Voice to Text service or API are ok. They're like using microwave rather than stove-top. Technically - this method is far too easy and super lazy with several/some errors. An example, on Youtube, do you even bother to correct? Most people don't!
"WebVTT spec as I understand is just for showing captions in the standard HTML5 video element, which is handy for standardized playback but doesn't help with recognition in any way."
Recognition, you're still obsessing with hearing/speaking technology. Again, emphasis, "talking"... clearly not for everyone.

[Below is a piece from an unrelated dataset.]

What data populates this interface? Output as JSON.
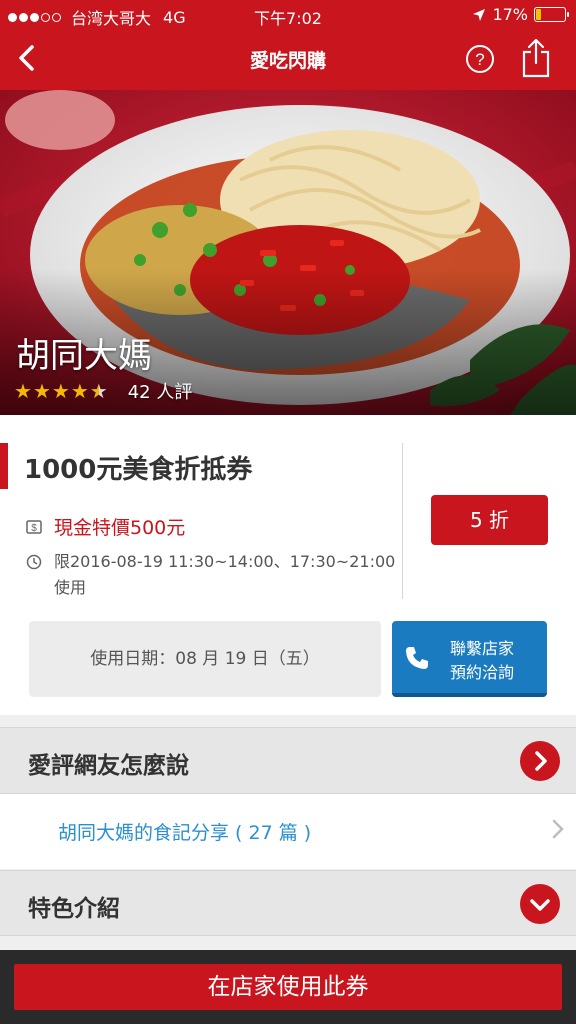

According to World Health Organisation... 360 million people worldwide have deafness & hearing loss.
Subtitles - The transcription or translation of the dialogue.
Captions - Similar to subtitles, but also include sound effects and other audio information.
(for the deaf & hard of hearing)
Descriptions - Intended to be a separate text file that describes the video through a "screen reader"; a software application to provide its output via the text-to-speech synthesizer or a refreshable Braille display.
(for the blind or vision impaired)
A bit of more insight on WebVTT...http://html5doctor.com/video-subtitling-and-webvtt/
Also, check out the outdated Captionator JS APIhttps://github.com/cgiffard/Captionator
This idea is good... seems reasonable and I approve!
I learned today...https://amara.org/en/
Neat implementation, however, I see that two kinds (Subtitle or Caption and Description) are missing!
Seems there isn't one solid full Service or API to date. Perhaps UNA develops "WebVTT" module?